Let \(z\) be an integer, \(n = 2^z\), \(m = 2 · n\), and \(p\) be a prime such that \(p = 1 \mod m\).
In this case, \((X^n + 1)\) splits over \(F_p\), i.e., \((X^n +1) = \prod_i F_i(X)\), where each \(F_i\) is a linear polynomial.

The \(encode\) function can be defined via CRT encoding as follows.

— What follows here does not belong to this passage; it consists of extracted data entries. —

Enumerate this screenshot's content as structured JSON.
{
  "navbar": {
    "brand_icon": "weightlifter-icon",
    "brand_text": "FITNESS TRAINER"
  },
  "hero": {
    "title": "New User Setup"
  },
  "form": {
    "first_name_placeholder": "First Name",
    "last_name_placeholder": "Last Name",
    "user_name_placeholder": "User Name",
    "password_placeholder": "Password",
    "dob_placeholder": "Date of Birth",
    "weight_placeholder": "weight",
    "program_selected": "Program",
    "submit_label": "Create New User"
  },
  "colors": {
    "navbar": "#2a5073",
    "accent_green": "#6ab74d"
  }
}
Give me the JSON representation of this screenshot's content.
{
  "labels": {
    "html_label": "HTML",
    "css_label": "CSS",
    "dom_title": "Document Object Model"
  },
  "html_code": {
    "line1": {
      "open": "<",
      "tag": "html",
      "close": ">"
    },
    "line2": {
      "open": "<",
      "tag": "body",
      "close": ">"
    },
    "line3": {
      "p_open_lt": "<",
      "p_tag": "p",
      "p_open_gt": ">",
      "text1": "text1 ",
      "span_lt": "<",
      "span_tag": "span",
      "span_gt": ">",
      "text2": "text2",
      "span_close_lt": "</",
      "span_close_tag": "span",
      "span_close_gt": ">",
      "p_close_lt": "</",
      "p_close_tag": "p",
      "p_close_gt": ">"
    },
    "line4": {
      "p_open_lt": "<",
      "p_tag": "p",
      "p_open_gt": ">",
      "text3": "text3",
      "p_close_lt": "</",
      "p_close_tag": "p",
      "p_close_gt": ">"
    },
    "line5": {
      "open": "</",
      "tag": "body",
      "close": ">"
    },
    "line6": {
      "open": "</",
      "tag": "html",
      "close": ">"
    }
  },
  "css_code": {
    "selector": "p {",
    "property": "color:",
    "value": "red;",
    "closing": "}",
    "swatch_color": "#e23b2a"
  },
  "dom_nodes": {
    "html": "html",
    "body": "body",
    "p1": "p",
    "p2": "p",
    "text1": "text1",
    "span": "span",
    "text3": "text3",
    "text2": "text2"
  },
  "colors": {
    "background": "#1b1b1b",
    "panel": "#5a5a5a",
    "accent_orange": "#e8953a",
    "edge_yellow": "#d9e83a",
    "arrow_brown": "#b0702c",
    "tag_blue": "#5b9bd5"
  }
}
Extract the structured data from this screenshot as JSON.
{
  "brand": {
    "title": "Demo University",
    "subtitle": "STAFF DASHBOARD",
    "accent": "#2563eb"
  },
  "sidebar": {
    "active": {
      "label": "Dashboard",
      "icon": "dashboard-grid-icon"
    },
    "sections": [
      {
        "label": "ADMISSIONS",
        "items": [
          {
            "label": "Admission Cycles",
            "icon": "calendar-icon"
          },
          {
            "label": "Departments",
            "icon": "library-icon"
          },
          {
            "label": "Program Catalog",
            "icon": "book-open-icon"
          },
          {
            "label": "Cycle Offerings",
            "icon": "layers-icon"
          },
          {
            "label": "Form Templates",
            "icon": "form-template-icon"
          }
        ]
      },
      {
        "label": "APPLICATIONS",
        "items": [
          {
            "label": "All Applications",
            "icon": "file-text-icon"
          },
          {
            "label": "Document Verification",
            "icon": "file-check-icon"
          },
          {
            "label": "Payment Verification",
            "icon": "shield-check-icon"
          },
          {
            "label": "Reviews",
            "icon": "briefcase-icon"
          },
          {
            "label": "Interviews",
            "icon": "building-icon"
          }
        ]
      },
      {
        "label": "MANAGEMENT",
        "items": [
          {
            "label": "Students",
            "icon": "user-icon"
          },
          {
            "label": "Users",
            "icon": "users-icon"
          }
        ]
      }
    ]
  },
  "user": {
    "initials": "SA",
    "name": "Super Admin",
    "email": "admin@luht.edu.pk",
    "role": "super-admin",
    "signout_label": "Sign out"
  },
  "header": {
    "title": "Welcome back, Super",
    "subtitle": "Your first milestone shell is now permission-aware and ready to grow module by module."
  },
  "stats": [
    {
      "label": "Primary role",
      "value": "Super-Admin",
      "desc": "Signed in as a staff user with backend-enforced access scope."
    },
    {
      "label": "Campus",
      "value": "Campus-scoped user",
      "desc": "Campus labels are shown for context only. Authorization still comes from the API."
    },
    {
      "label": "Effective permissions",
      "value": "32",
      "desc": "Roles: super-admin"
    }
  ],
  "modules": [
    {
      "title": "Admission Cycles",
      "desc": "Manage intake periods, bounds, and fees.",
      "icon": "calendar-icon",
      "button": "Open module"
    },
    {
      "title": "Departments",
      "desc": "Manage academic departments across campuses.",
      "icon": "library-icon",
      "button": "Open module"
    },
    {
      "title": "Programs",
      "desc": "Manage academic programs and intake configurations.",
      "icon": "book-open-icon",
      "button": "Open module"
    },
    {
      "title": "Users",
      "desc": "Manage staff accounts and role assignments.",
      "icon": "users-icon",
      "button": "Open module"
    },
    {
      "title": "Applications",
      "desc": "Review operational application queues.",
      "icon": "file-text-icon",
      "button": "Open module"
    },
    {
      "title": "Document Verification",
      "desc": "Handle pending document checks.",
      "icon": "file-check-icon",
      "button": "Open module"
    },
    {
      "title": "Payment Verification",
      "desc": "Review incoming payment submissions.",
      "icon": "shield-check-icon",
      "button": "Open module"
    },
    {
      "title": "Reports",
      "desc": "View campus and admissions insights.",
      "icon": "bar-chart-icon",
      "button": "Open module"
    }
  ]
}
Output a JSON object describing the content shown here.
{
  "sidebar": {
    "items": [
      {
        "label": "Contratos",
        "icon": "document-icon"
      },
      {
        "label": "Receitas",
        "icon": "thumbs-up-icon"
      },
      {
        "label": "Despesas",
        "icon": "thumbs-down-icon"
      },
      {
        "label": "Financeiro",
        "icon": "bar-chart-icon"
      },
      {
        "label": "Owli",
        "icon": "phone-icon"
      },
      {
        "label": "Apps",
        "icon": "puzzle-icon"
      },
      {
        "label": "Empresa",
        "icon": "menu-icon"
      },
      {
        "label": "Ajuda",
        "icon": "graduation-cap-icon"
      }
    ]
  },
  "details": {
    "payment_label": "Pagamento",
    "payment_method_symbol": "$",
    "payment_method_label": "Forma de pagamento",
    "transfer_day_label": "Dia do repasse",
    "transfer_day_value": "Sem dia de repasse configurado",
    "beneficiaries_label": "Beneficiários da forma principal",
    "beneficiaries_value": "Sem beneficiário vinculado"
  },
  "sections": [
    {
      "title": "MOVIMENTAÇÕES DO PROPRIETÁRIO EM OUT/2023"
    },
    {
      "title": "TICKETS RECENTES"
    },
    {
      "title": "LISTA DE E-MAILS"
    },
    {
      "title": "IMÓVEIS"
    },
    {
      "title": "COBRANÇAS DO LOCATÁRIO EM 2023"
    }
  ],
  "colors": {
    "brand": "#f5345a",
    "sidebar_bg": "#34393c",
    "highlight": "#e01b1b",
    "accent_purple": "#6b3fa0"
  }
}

Given \(\vec v\), build a polynomial \(p(X)\) of degree \(n-1\) by solving the following system of equations
\[\forall i: p(X) = v_i \bmod F_i(X)\]

The \(decode\) function is the one that, on input a polynomial \(p(X)\), returns the vector
\[(p(X) \bmod F_1(X), \ldots, p(X) \bmod F_n(X))\]

Let us briefly see how the homomorphic property holds after a multiplication. Assume \(p_j(X) =encode(\vec v_j)\) for \(j=1,2\), and that \(p(X) = p_1(X)\cdot p_2(X) \bmod (X^n + 1)\). Namely, \(p(X) = p_1(X)\cdot p_2(X) - t(X) (X^n + 1)\) for some polynomial \(t(X)\).

Then
\[p(X) \bmod F_i(X) = p_1(X)\cdot p_2(X) - t(X) (X^n + 1) \bmod F_i(X) = \]
\[ p_1(X)\cdot p_2(X) \bmod F_i(X) = v_{1,i} \cdot v_{2,i}\]
(using the fact that \(X^n + 1 \mod F_i(X) = \prod_j F_j(X) \bmod F_i(X) = 0\))